The study door was partially closed, and it swung inwards noiselessly upon his touch. A soft glow — dancing between gold and dusky rose — came from two candles that should have stood on the overmantel but had been placed side by side and lit upon the hearth. Hands clasped round her knees, Deborah sat on the ottoman and watched the candles' flames. Seeing her, St James wanted to retreat. He thought about doing so. He didn't move.
She looked towards the door, looked away again quickly when she saw it was he. 'Couldn't sleep,' she said unnecessarily as if she thought she needed to explain her presence in his study — wearing dressing gown and slippers — after three in the morning. 'I can't think why. I ought to be exhausted. I feel exhausted. But I couldn't sleep. Too much excitement these past few days.'
Her words were casual enough, well chosen and indifferent. But there was something hesitant in her voice. It tried and failed to ring true. Hearing this, he made his way across the room and lowered himself on to the ottoman next to her. It was the sort of gesture he'd never made before. In the past, her place had been on the ottoman, while he sat above her, in the chair or on the sofa.
'I couldn't sleep either,' he said, laying his crutches on the floor. 'I thought I'd have a brandy.'
'I'll get it for you.' She began to rise.
He caught her hand, stopped her. 'No. It's all right.' And when she kept her face averted, 'Deborah.'
'Yes?'
The single word was calm. Her curly mass of hair hid her face from view. She made a quick movement, like a lifting of her body, and he thought it was prelude to rising and leaving. But, instead of doing so, he heard her take a choked breath and realized with a swift dawning surprise that she was struggling not to cry.
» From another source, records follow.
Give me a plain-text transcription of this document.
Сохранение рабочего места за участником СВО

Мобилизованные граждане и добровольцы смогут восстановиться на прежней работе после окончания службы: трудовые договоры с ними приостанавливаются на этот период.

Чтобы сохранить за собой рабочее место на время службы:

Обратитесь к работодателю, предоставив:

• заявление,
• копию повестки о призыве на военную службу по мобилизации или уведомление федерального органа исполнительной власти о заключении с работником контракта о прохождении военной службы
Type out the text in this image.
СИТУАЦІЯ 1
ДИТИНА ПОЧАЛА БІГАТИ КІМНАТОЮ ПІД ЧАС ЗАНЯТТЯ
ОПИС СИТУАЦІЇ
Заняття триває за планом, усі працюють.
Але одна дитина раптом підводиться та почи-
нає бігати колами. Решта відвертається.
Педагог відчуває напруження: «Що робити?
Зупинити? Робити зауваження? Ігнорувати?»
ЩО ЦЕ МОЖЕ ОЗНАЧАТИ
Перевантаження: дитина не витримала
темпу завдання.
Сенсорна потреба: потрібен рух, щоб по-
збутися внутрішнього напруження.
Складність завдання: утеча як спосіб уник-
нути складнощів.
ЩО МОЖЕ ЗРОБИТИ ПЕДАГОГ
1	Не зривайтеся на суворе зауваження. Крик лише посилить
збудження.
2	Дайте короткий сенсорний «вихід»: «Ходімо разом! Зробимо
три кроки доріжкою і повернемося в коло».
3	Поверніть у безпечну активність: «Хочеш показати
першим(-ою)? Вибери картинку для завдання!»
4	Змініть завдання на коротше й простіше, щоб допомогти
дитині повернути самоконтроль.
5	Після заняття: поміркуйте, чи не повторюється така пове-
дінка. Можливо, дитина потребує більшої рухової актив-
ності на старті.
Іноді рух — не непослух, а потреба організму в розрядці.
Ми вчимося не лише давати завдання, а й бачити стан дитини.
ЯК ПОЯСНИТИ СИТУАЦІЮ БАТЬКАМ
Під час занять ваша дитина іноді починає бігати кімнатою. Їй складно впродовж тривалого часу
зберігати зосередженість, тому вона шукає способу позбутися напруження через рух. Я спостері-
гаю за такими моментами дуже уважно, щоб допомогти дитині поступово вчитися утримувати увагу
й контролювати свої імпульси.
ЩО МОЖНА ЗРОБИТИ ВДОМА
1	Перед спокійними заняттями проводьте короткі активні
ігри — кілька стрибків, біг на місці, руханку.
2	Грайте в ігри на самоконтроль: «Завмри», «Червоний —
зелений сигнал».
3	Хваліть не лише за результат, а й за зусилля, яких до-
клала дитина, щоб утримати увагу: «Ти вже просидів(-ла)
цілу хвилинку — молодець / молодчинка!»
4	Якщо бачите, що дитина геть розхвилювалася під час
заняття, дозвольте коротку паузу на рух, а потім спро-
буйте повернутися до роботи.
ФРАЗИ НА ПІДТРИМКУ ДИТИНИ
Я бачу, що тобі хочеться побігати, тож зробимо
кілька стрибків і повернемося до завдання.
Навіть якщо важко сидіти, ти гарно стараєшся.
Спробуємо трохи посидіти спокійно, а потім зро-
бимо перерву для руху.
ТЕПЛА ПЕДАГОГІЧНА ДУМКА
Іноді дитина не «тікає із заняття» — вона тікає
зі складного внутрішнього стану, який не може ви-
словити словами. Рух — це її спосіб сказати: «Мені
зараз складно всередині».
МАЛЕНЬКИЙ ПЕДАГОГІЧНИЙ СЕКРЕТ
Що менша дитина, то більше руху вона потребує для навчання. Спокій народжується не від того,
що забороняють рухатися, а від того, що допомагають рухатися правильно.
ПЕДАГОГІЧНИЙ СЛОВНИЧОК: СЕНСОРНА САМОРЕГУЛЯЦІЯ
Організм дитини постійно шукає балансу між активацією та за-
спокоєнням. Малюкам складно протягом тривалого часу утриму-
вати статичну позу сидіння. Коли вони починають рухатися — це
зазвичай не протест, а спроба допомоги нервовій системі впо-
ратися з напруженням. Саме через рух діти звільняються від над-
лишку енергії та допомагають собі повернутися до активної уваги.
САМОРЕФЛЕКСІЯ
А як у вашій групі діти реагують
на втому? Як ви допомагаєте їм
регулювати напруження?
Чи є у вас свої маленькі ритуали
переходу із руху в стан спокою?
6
He touched her hair, so tentatively that he knew she couldn't possibly feel that he had done so. 'What is it?'
'Nothing.'
'Deborah—'
'We were friends,' she whispered. 'You and I. We were mates. I wanted that back. I thought if I talked to you tonight… but I just couldn't find it. It's gone. And I… it hurts so much to know that. If I talk to you, if I see you, I still feel torn. I don't want that feeling. I can't face it again.'
Her voice broke. Without a thought, he encircled her shoulders with his arm. It didn't matter what he said.
Truth or lie made no difference. He had to say something to alleviate her pain.
'We'll survive all this, Deborah. We'll find our way back. We'll be what we were. Don't cry.' Roughly, he kissed the side of her head. She turned into his arms. He held her, stroked her hair, rocked her, said her name. And all at once felt flooded by peace. 'It doesn't matter,' he whispered. 'We'll always be mates. We'll never lose that. I promise.'
At his words, he felt her arms slip round him. He felt the soft pressure of her breasts against his chest. He felt her heart beating, felt his own heart pounding, and accepted the fact that he had lied to her again. They would never be friends. Friendship was absolutely impossible between them when with so simple a movement — her arms slipping round him — every part of his body lit on fire for her.
Half a dozen admonitions rang out in his head. She was Lynley's. He had hurt her quite enough already. He was betraying the oldest friendship in his life. There were boundaries between them that couldn't be crossed. His resolve was acceptance. We aren't meant to be happy. Life isn't always fair. He heard each one of them, vowed to leave the room, told himself to release her, and stayed where he was. Just to hold her, just to have her like this for one moment, just to feel her near him, just to catch the scent of her skin. It was enough. He would do nothing else… save touch her hair again, save brush it back from her face.
She lifted her head to look at him. Admonitions, intentions, boundaries and resolves were shot to oblivion. Their cost was too high. They didn't matter. Nothing mattered. Just the moment, now, with her.